En los últimos días han pasado varias cosas que me reafirman la necesidad de hablar acerca de tener conversaciones incómodas cuando se amerite. El chip de no incomodar está en las culturas conservadoras, como la manizaleña, porque es mejor no indisponer, no dañar las relaciones, porque somos extremadamente decentes, educados, y por otro montón de calificativos que rayan con la bobada. No soporto el exceso de diplomacia, y sí, no soy políticamente correcta. No puedo.
Si algo le saqué a mi tía Bico, quien cuidó de mí en mi primera infancia, fue la franqueza. De ella aprendí la importancia de la sinceridad y de no tragar entero. No tengo pelos en la lengua y pienso que calladitos no nos vemos más bonitos. ¡Qué libertad poder decir las cosas como son, pero por supuesto, con mucho respeto!
Quienes me conocen saben que no puedo quedarme con piedras que me tallen el zapato. Y aplica para todos los contextos de mi vida, incluyendo los laborales. Quizás de los más difíciles de afrontar, por miedo a perder el empleo, al rechazo de los jefes, etc. Los míos saben que por fortuna siempre he tenido la capacidad de manifestar mis dolores, y mis puntos de vista contrarios, así no gocen de aceptación.
Una de las cosas que detonó esta columna fue un episodio de acoso que sufrí días atrás, a manos de un personaje ebrio, conocido mío por temas laborales. Me sentí absolutamente vulnerada, e inexplicablemente, con todas las canas que tengo, me paralicé, fue un rato muy desagradable, pero por fortuna encontré en el mismo espacio unos ángeles salvadores. Particularmente, una mujer que acababa de conocer, y que al darse cuenta del acoso evidente, buscó la manera de protegerme. Reconforta saber que como sociedad ya leemos las alarmas y actuamos ante estos casos.
Mi sensación de impotencia y rabia al otro día estaba a tope, así que me dije, con esto no me quedo. Decidí tener una incómoda conversación con el personaje en cuestión, no faltó quien me dijera, “no se desgaste, estaba borracho”. Pero mi sentimiento fue más fuerte que eso, porque además sin saber si le fuera a importar o no, era una conversación que tenía que dar por mí, y por otras mujeres, porque terminé viéndolo como una pedagogía necesaria para un hombre que también fue criado en una cultura patriarcal, y que con mucha vergüenza, pues no se esperaba mi llamada, hizo su acto de contrición, y reconoció que no le gustaría que lo que me hizo a mí, se lo hicieran a su hija. Así que fue una conversación con un final feliz, y al parecer, con lecciones aprendidas.

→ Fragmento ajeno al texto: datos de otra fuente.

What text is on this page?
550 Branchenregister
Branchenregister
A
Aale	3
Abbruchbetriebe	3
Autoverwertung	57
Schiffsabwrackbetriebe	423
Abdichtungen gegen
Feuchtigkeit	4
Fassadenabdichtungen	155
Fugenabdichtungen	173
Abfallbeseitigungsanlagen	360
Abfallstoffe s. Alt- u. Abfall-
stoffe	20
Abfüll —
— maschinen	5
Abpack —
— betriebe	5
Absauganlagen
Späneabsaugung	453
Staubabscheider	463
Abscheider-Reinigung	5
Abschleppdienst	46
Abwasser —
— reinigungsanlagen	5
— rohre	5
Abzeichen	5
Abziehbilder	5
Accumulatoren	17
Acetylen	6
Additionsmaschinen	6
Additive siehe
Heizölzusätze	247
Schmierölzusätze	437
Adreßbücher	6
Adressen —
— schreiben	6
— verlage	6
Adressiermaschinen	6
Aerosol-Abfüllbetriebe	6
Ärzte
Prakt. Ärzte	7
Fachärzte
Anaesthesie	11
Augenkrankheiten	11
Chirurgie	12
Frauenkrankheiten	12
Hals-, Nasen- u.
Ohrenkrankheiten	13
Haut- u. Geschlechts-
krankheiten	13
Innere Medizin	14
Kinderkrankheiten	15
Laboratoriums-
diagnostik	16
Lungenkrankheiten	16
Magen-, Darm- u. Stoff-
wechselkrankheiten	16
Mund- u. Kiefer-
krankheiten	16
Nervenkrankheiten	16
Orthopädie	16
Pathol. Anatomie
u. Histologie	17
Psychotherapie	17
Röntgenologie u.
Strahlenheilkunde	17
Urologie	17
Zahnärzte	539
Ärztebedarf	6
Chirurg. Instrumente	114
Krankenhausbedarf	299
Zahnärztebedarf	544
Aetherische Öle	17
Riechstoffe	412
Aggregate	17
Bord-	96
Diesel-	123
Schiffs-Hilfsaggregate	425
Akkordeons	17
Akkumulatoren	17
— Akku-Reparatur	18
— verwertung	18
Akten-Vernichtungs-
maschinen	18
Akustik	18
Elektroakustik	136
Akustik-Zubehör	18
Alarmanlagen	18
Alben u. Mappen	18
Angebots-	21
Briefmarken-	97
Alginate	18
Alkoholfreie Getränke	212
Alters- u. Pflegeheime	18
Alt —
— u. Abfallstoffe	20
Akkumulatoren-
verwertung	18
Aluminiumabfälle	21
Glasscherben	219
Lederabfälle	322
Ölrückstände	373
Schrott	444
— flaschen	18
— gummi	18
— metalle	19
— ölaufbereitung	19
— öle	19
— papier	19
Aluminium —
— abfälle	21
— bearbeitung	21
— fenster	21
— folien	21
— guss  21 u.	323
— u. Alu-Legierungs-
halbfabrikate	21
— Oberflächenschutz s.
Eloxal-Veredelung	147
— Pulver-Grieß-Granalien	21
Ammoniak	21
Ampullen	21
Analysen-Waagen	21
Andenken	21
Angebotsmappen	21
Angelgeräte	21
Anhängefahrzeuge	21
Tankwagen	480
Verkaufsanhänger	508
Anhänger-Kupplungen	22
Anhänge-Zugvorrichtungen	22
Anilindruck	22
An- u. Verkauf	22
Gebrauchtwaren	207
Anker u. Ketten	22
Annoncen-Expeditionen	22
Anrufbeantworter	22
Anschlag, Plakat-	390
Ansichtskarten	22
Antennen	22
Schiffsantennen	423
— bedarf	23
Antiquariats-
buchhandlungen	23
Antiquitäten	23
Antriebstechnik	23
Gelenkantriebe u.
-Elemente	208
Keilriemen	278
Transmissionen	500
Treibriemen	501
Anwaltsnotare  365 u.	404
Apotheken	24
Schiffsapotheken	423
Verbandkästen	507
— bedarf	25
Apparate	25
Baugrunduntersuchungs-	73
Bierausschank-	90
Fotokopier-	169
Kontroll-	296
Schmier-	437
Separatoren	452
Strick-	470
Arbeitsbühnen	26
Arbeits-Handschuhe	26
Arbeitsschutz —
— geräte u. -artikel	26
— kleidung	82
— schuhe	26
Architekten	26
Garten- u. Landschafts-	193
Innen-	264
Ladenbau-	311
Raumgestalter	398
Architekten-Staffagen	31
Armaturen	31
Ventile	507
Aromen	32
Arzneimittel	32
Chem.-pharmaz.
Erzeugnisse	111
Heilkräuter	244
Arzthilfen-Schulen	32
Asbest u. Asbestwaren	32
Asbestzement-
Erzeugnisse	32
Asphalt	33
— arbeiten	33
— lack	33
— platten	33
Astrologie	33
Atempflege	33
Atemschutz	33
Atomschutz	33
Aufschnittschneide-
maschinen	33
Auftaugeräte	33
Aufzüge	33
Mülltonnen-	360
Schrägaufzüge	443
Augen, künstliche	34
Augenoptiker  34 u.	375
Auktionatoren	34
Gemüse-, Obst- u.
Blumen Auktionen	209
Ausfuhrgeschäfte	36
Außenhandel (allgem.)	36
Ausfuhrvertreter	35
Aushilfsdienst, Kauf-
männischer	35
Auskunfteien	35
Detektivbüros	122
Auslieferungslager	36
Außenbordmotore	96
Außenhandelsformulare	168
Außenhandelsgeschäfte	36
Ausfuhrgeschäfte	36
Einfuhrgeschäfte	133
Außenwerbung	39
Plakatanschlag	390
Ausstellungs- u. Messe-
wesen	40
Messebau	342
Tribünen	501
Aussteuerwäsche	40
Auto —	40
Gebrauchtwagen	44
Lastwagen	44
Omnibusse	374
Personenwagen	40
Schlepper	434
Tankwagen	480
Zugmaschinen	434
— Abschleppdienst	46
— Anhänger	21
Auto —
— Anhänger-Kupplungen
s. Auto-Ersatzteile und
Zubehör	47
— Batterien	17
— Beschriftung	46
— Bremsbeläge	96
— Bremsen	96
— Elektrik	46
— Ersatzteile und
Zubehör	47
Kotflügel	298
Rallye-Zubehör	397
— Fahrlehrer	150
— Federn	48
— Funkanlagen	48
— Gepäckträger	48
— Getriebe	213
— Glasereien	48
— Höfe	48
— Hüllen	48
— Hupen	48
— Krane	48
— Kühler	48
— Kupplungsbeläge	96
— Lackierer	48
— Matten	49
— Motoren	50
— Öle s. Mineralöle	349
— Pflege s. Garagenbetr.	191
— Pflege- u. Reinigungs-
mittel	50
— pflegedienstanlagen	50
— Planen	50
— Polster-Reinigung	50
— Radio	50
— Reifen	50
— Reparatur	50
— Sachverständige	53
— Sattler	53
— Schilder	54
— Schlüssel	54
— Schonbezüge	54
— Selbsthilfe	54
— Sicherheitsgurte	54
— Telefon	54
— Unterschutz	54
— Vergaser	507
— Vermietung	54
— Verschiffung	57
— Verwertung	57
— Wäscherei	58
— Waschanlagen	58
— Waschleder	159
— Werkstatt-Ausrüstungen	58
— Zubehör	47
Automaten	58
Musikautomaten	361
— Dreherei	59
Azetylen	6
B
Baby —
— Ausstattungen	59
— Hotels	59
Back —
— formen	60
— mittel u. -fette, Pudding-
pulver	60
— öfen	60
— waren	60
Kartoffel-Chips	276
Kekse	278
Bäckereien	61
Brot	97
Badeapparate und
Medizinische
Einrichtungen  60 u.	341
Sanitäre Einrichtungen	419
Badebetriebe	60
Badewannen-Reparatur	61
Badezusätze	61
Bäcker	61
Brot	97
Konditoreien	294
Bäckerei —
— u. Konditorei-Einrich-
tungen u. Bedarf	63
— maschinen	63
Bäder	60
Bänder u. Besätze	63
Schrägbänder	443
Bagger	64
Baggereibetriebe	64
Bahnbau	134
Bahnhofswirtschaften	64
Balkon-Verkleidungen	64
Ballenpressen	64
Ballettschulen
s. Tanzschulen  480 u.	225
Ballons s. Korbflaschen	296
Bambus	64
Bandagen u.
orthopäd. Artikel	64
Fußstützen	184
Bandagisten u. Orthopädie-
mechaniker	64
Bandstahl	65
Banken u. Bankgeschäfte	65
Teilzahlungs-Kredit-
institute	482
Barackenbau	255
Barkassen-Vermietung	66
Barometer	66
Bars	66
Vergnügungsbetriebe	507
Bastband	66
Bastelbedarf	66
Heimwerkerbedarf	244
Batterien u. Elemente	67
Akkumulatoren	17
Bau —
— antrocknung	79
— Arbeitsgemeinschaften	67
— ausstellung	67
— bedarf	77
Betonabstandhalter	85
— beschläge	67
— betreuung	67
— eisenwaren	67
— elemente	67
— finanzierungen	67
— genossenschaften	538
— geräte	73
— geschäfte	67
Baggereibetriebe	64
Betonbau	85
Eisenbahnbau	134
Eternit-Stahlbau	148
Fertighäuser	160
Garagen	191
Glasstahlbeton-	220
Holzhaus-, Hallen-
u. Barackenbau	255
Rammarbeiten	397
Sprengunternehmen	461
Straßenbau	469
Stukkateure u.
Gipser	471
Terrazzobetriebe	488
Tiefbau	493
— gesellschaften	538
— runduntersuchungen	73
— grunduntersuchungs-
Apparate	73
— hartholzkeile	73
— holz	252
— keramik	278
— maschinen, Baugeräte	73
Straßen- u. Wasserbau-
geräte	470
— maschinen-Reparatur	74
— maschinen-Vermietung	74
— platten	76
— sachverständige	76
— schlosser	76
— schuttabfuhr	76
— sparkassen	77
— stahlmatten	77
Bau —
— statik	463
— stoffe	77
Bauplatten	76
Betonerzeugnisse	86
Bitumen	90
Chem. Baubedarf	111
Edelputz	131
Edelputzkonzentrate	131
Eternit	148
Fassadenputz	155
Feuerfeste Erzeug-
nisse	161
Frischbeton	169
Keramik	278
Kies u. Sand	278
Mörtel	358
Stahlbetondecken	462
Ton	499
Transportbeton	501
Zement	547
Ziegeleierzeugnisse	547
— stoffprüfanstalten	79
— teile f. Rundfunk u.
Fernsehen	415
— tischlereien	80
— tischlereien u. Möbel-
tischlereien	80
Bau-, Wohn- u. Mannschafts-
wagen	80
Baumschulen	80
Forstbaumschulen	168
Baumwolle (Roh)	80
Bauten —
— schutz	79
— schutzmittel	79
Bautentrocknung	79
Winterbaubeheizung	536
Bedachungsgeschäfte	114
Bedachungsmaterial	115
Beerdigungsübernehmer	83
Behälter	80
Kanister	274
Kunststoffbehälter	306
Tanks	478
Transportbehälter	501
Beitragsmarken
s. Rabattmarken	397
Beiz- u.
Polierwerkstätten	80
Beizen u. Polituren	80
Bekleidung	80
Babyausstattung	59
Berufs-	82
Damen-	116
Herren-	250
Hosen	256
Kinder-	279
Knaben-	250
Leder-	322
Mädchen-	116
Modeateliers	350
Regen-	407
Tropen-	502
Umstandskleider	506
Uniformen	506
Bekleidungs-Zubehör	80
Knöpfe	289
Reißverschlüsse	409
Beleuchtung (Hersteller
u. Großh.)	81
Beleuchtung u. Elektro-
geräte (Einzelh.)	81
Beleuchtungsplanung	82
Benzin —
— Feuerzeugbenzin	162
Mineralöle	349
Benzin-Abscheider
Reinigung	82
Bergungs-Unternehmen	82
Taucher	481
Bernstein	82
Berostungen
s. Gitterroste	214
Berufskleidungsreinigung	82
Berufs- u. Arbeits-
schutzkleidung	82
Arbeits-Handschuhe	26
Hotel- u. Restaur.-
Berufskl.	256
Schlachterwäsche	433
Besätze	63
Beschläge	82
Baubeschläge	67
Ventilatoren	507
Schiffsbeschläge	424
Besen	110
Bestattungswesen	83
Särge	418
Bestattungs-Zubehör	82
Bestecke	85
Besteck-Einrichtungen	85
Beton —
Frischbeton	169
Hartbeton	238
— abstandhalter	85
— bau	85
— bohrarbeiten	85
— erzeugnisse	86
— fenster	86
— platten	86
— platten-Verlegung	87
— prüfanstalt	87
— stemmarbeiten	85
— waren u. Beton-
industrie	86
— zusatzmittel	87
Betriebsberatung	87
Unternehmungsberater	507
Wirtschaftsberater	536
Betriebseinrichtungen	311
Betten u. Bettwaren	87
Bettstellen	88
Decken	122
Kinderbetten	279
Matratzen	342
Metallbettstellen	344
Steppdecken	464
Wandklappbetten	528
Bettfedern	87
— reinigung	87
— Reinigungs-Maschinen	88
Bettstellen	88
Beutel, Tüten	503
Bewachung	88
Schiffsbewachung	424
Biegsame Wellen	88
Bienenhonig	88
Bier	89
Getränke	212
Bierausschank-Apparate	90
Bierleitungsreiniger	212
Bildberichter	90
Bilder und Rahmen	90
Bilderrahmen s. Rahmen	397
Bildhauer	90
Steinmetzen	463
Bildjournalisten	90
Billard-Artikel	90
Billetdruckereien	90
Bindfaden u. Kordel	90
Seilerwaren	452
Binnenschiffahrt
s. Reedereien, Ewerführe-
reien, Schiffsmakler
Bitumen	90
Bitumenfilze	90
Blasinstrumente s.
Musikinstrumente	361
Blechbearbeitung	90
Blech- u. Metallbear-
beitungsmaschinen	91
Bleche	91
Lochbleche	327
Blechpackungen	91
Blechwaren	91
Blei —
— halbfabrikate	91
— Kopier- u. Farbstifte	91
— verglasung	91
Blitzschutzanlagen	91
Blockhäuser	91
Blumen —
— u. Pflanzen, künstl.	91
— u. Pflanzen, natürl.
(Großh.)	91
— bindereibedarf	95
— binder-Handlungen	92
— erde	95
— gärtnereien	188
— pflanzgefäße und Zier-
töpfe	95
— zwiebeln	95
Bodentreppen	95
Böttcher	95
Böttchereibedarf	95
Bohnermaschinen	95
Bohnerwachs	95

Sin duda la base de la solución de conflictos es el diálogo, en todos los contextos: laborales, organizacionales, familiares, de pareja, personales y con uno mismo. No hay que temer a decir las cosas como son, como dirían las abuelas: “al pan pan y al vino vino”. Pero lastimosamente mucha gente prefiere tragar entero, o que no le digan la verdad, porque la sociedad del mutuo elogio es más reconfortante.
Guillermo Orlando Sierra, exrector de la Universidad de Manizales, dice que hay que tomar tinto con la gente. Y yo le sumo, que hay que tener conversaciones controversiales, maduras y racionales; cuando se necesiten y con el que sea. Como dice Piero en ‘Soy pan, Soy más’: “Hay que sacarlo todo afuera, como la primavera, nadie quiere que adentro algo se muera, hablar mirándose a los ojos, sacar lo que se puede afuera, para que adentro nazcan cosas nuevas…”.